Is this how Artaud felt every time he watched a play? The same disgust, contempt for the sheer predictability of the thing. Dialogue? But didn’t we do that already? Easy to imagine him asking (rhetorically, I’m sure, before pulling back the curtain on his own form with a flourish). His cruelty, the absurdism that followed. Zooming out so you too, could see the walls enclosing the open space in which you believed your mind to roam. Please, he seems to beg, think harder. Do something – anything – new.
But, of course, it is a race against time. To the extent that there is anything new under the sun, how long does it take for the discovery to become another appropriation? Does newness become the province of someone, something else? This edge of feeling – that these are the last years (months?) where good human writing will be distinguishable from that of an LLM. And even now, barely. Maybe not, when they can be prompted to abandon their appropriations and mimic the performance of my own.

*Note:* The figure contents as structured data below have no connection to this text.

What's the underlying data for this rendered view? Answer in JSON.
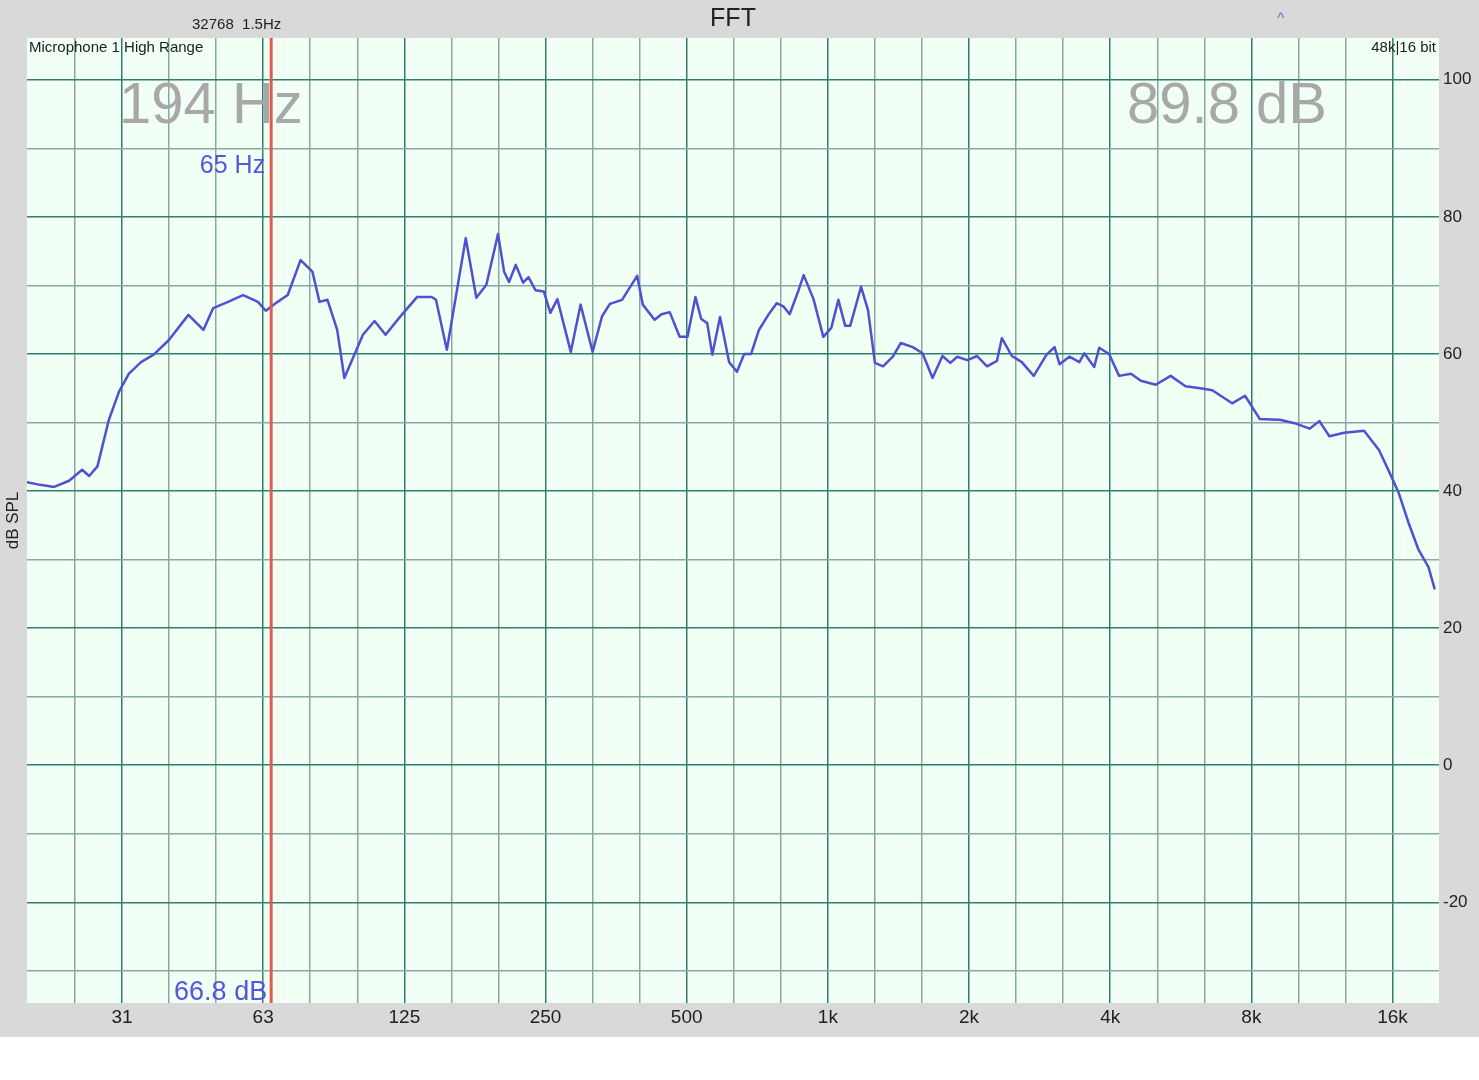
{
  "chart_data": {
    "type": "line",
    "title": "FFT",
    "ylabel": "dB SPL",
    "log": "x",
    "grid": true,
    "legend": false,
    "marker": "none",
    "line_style": "solid",
    "xlim": [
      19.6,
      20100
    ],
    "ylim": [
      -34.7,
      106.1
    ],
    "xticks": [
      {
        "value": 24.8,
        "label": null
      },
      {
        "value": 31.25,
        "label": "31"
      },
      {
        "value": 39.37,
        "label": null
      },
      {
        "value": 49.61,
        "label": null
      },
      {
        "value": 62.5,
        "label": "63"
      },
      {
        "value": 78.75,
        "label": null
      },
      {
        "value": 99.21,
        "label": null
      },
      125,
      {
        "value": 157.5,
        "label": null
      },
      {
        "value": 198.4,
        "label": null
      },
      250,
      {
        "value": 315,
        "label": null
      },
      {
        "value": 396.9,
        "label": null
      },
      500,
      {
        "value": 630,
        "label": null
      },
      {
        "value": 793.7,
        "label": null
      },
      {
        "value": 1000,
        "label": "1k"
      },
      {
        "value": 1260,
        "label": null
      },
      {
        "value": 1587,
        "label": null
      },
      {
        "value": 2000,
        "label": "2k"
      },
      {
        "value": 2520,
        "label": null
      },
      {
        "value": 3175,
        "label": null
      },
      {
        "value": 4000,
        "label": "4k"
      },
      {
        "value": 5040,
        "label": null
      },
      {
        "value": 6350,
        "label": null
      },
      {
        "value": 8000,
        "label": "8k"
      },
      {
        "value": 10079,
        "label": null
      },
      {
        "value": 12699,
        "label": null
      },
      {
        "value": 16000,
        "label": "16k"
      }
    ],
    "yticks": [
      {
        "value": -30,
        "label": null
      },
      -20,
      {
        "value": -10,
        "label": null
      },
      0,
      {
        "value": 10,
        "label": null
      },
      20,
      {
        "value": 30,
        "label": null
      },
      40,
      {
        "value": 50,
        "label": null
      },
      60,
      {
        "value": 70,
        "label": null
      },
      80,
      {
        "value": 90,
        "label": null
      },
      100
    ],
    "ref_lines": [
      {
        "axis": "x",
        "value": 65,
        "label": "65 Hz",
        "color": "#e05a50"
      }
    ],
    "annotations": [
      "32768  1.5Hz",
      "Microphone 1 High Range",
      "48k|16 bit",
      "194 Hz",
      "89.8 dB",
      "66.8 dB",
      "^"
    ],
    "series": [
      {
        "color": "#5050d0",
        "x": [
          19.6,
          20.9,
          22.4,
          24.1,
          25.7,
          26.6,
          27.7,
          29.3,
          30.8,
          32.3,
          34.3,
          36.5,
          39.3,
          43.3,
          46.6,
          48.9,
          52.6,
          56.6,
          60.9,
          63.3,
          67.1,
          70.5,
          75.1,
          79.6,
          82.4,
          85.7,
          89.9,
          93.1,
          102,
          108,
          114,
          122,
          133,
          143,
          146,
          154,
          169,
          178,
          187,
          198,
          204,
          209,
          216,
          224,
          230,
          238,
          248,
          256,
          265,
          283,
          297,
          315,
          330,
          343,
          364,
          392,
          403,
          427,
          442,
          460,
          483,
          502,
          522,
          537,
          553,
          567,
          589,
          616,
          640,
          663,
          686,
          713,
          748,
          778,
          805,
          829,
          866,
          888,
          932,
          978,
          1017,
          1053,
          1089,
          1116,
          1177,
          1218,
          1260,
          1311,
          1376,
          1431,
          1517,
          1592,
          1672,
          1755,
          1825,
          1888,
          1983,
          2081,
          2185,
          2294,
          2350,
          2468,
          2591,
          2748,
          2927,
          3044,
          3119,
          3274,
          3438,
          3522,
          3698,
          3789,
          3979,
          4178,
          4429,
          4650,
          5002,
          5382,
          5790,
          6228,
          6604,
          7279,
          7755,
          8341,
          9196,
          9893,
          10643,
          11174,
          11731,
          12618,
          13914,
          14969,
          15715,
          16497,
          17322,
          18184,
          19094,
          19659
        ],
        "values": [
          41.3,
          40.9,
          40.6,
          41.5,
          43.1,
          42.2,
          43.6,
          50.4,
          54.5,
          57.1,
          58.8,
          59.9,
          62.0,
          65.7,
          63.5,
          66.7,
          67.6,
          68.6,
          67.6,
          66.3,
          67.6,
          68.6,
          73.7,
          72.0,
          67.6,
          67.9,
          63.5,
          56.5,
          62.8,
          64.8,
          62.8,
          65.3,
          68.3,
          68.3,
          67.9,
          60.6,
          76.9,
          68.2,
          70.1,
          77.5,
          72.0,
          70.5,
          73.0,
          70.4,
          71.2,
          69.3,
          69.1,
          66.0,
          68.0,
          60.3,
          67.2,
          60.3,
          65.5,
          67.3,
          67.9,
          71.4,
          67.2,
          65.0,
          65.8,
          66.1,
          62.5,
          62.5,
          68.3,
          65.1,
          64.5,
          59.9,
          65.4,
          58.8,
          57.4,
          60.0,
          60.0,
          63.5,
          65.8,
          67.4,
          66.9,
          65.8,
          69.3,
          71.5,
          68.0,
          62.5,
          63.8,
          67.9,
          64.1,
          64.1,
          69.8,
          66.4,
          58.7,
          58.2,
          59.6,
          61.6,
          61.0,
          60.1,
          56.5,
          59.7,
          58.7,
          59.6,
          59.1,
          59.7,
          58.2,
          59.0,
          62.3,
          59.7,
          58.8,
          56.8,
          59.9,
          61.0,
          58.5,
          59.6,
          58.8,
          60.1,
          58.1,
          60.9,
          60.0,
          56.8,
          57.1,
          56.1,
          55.5,
          56.8,
          55.3,
          55.0,
          54.7,
          52.8,
          53.9,
          50.5,
          50.4,
          49.9,
          49.1,
          50.2,
          48.0,
          48.5,
          48.8,
          46.0,
          42.9,
          39.7,
          35.3,
          31.4,
          28.9,
          25.8
        ]
      }
    ]
  }
}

And what of that, my own? All the writing tricks employed to radiate humanity, their transparency. I see the futility of wanting to escape a probability distribution, I assure you. My own desperate bids at self awareness, a pale imitation of Bo Burnham’s best work.
An LLM might stop here. Perhaps this is not an ending, but a beginning. The very fact that we care about our humanity suggests it cannot be replaced. Our belief in it is the point. Or something else hopeful and vague. But writing that law paper – the dimensions of my mind made visible. So god damn slow. Writing by myself as type-2 indulgence; the third floor of the mental gym we keep being told we are going to need.
What am I trying to tell you? That I am concerned about my own limits, how fast I can run to the edges of the LLMs’. That I do not want my own creativity exposed as a computationally cheap bag of tricks. And through it all, to slather my words with a precision that convinces you I deserve to walk away, unafraid. But from words, do I expect too much?